Cara berpakaian mereka saja, sudah dapat terlihat dimana perbedaannya, Antariksa lebih ke arah rapi dan paling mematuhi tata tertib berseragam sekolah. Sedangkan kakaknya Antarez, dia tidak perduli sama sekali.
Dua kancing atas baju terbuka, tidak mengenakan kaos kaki, baju seragam tidak dimasukkan, kadang tidak mengenakan sabuk, mungkin hanya dasinya saja yang terlihat paling rapi diantara sederet pakaian yang dia kenakan.
Ada satu motivasi yang entah muncul dari mana hingga Antarez berani melakukan ini. "Gua sekolah di sini bayar, jadi terserah gua mau dandan model macam apa, itu hak gua." Kurang lebih seperti itu.
"Kalian ngapain di sini?" Tanya Antariksa disertai sorot mata tajam, meminta kepada anak yang menjadi korban bully tersebut agar berdiri di belakangnya.
"Kenapa? mau jadi sok jagoan?" Jawabnya dengan senyum menyeringai.
"Cih, mentang-mentang Lo jadi ketua OSIS, Lo pikir kita berempat bakalan takut sama Lo!" Bentaknya tepat pada wajah Antariksa.
Tekad Antariksa sedikit goyah, tapi mimik wajahnya harus tetap menunjukkan kalau dia itu kuat. Antariksa tidak bisa dibentak sedikitpun, di hati anak itu pasti timbul rasa takut. Apalagi selepas menjadi tawanan geng black panther, mental Antariksa semakin lemah.

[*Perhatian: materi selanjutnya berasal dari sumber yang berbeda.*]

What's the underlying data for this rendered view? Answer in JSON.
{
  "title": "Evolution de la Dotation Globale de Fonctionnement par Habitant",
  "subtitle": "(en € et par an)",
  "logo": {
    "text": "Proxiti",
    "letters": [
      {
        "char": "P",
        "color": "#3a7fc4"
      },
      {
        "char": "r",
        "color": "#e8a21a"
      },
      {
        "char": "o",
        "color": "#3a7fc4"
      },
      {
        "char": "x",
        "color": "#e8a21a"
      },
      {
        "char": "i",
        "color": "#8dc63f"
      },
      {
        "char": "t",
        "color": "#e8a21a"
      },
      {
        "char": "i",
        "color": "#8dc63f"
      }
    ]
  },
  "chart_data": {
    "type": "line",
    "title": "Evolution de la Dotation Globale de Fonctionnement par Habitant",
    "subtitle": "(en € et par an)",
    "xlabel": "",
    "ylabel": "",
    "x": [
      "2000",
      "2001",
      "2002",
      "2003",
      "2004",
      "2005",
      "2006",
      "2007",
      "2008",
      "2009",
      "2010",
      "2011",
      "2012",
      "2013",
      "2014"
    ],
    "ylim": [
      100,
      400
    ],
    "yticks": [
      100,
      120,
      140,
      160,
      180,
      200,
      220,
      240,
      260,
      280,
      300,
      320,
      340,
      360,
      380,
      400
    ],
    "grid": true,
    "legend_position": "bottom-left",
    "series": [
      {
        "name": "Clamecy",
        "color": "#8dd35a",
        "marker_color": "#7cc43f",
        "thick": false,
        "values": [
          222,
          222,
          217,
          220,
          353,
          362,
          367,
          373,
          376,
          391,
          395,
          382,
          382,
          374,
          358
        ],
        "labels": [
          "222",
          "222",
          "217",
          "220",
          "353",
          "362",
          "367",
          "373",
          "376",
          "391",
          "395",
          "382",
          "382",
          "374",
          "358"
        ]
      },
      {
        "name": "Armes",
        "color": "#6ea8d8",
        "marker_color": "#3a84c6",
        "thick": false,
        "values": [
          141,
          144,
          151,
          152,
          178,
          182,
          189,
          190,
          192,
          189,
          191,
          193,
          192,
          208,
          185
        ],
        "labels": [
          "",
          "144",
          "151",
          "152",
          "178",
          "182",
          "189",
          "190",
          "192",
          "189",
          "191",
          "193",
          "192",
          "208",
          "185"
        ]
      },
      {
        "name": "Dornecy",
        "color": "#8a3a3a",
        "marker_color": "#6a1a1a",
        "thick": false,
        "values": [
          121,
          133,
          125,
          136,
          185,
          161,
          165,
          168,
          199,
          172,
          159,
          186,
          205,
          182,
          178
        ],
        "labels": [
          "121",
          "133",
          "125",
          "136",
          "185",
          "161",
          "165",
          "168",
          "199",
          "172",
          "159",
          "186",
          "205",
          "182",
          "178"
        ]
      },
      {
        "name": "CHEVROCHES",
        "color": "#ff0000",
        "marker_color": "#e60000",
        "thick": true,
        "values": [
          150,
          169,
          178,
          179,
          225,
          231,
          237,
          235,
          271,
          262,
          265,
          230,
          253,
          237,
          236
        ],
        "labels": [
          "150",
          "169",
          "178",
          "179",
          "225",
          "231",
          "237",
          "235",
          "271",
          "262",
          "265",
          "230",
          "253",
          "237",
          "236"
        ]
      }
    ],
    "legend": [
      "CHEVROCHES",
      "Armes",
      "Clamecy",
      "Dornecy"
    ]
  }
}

"Apa Lo semua sudah lupa? di sekolah ini gak boleh ada yang namanya pembullyan, berapa kali harus gua bilang," Ujar Antariksa, malah mendapat bogem mentah dibagian perutnya.
Anak itu terduduk kesakitan dibagian perutnya, mengerang, seraya memegang bekas pukulan tersebut yang terasa perih. "Ah," Rintihnya.
"Memangnya kenapa? Lo juga gak bisa bela dia kan? jadi percuma," Ujar anak tersebut sinis, memandang remeh Antariksa dan siswa berkacamata yang masih berdiri di belakang lelaki itu.
"Selama bukan Antarez yang gua lawan, Lo semua gak ada apa-apanya, cuman semut kecil," Pungkasnya dan dibalas tawa oleh ketiga temannya.
"Owh," Samar-samar telinga Antariksa mendengar sesuatu, tiba-tiba saja ada seorang siswa berdiri di samping tubuhnya. Antariksa menatap sepasang sepatu sneaker itu dengan mata terbelalak.
"Memang kenapa kalau gua?" Tanyanya seraya memasukkan kedua tangannya ke dalam saku celana. "Jadi curut Lu pada?" Pungkas Antarez dengan sorot mata dingin.
"A-Antarez, maksud gua," Ujar pemimpin geng tersebut gemetar, ia sungguh merasa takut jika harus berhadapan dengan preman sekolah sesungguhnya.
Antarez bukanlah anak nakal yang suka memalak murid lain seperti mereka, tapi sebutan preman diberikan kepada Antarez, karena setiap ada masalah anak itu selalu menyelesaikannya dengan adu kekuatan.
Bola mata Antarez melirik ke arah adiknya Antariksa yang masih duduk di lantai, sambil memegangi perutnya. Antarez berdesis, mengendorkan dasinya, dan menggulung lengan bajunya sampai siku.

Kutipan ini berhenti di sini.